Tuesday 2nd July 2013 abv Landesbergen lock to abv Drakensberg lock.


Trawler moored below Landsbergen schleuse
Sunny with white clouds, light breeze, much warmer. Clouding over in the late evening. We went into Nienburg in the car to do some shopping at the Real hypermarket. There was a bike/scooter shop on the same site so Mike was able to buy a new inner tube for the moped (5€). They guy in the bike shop told him where to find a fishing tackle shop where we bought two brollies for 78€. When we got back to the boat there were some WSA surveyors marking things with orange spray paint by the moorings. Unloaded the car and Mike parked it on the road by the bottom end gates of the lock. We set off at 2.30 pm, after Dutch boat Lady Anne came up in the lock, we followed Lüssen 13 from Bremen, loaded with sand, into the lock and dropped down 5.5m. Mike moved the ropes down the bollards while I made a cuppa. House martins were nesting under the bridge over the tail of the lock and one plucky bird was having a go at getting the crustaceans off the lock wall to feed to its brood. At KP225 Umschlag, an 85m boat, was loading with gravel. A black kite followed us then soared on rising hot air from the cornfield alongside the river. 

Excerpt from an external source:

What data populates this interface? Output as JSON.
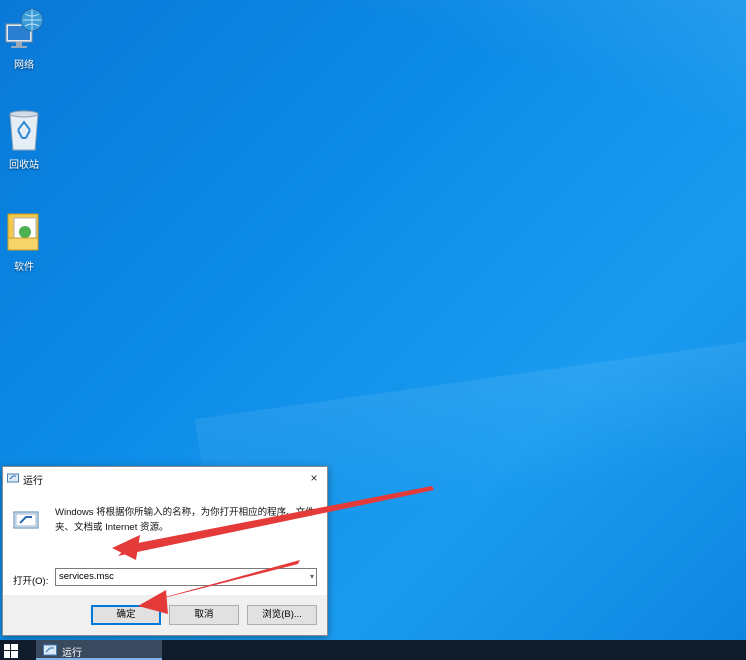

Smooky blue-boarding around a bend
Mike spotted signs along the bank that said Begegungs Strecke with an arrow with 500 in it. Looked up the words in the dictionary, it meant a meeting place – or a passing section for the big boats. There were quite a few more along the winding section of river down to Drakensberg. An empty called Katharina from Haren-Ems went past heading upriver. A honey buzzard was using the meeting section sign at KP263 as a perch. Polarstern, a loaded (675 tonnes) Dutch boat from Delfzijl went past at KP266. As we went through the town of Nienburg (where we’d been shopping earlier) we noted on the left bank a line of campervans parked along edge before an empty high piled silo quay (which looked abandoned, but might not be) then the quay continued at a lower height under the bridge and downstream for about 150m. An empty 85m called Brittas was moored on it and a trip boat filled the rest of the space. No room for boats like ours. On the opposite bank there was an arm where the Yacht Haven welcomed visitors, again not much space for boats of our length (and we’d have to pay). No signs of the lady from the day before and her boat Pegasus, she must have continued to Bremen. Downstream of the town loaded boat Navatrans V went past heading upstream with a slow running noisy engine. A small tankership called Acidum from Bonn was unloading just upstream of the autobahn bridge. At KP273 we were overtaken by Umschlag, which was now loaded with 1,296 tonnes of sand. A Dutch boat called Smooky, loaded with cullet (broken glass) was blue-boarding coming upstream around the right hand bend before Mehlberger Yacht club (we moored in there once). Mike moved over to the left and called Oll on the radio to do likewise. Another boat was fast catching us up, Stella Maris, in a hurry to get into the next lock with Umschlag, he overtook us as the river went off to the right (where there was another yacht club) and we went straight on into the lock cut. Mike called Minden to tell them we weren’t going through the lock (so as not to hold the commercials up) and asked if we could stay overnight on the pontoon above Drakensberg lock. Yes, OK. Same guy he spoke to earlier in English. It was 5.55 pm as Snail tied up and we tied alongside on the 15m long floating steel box.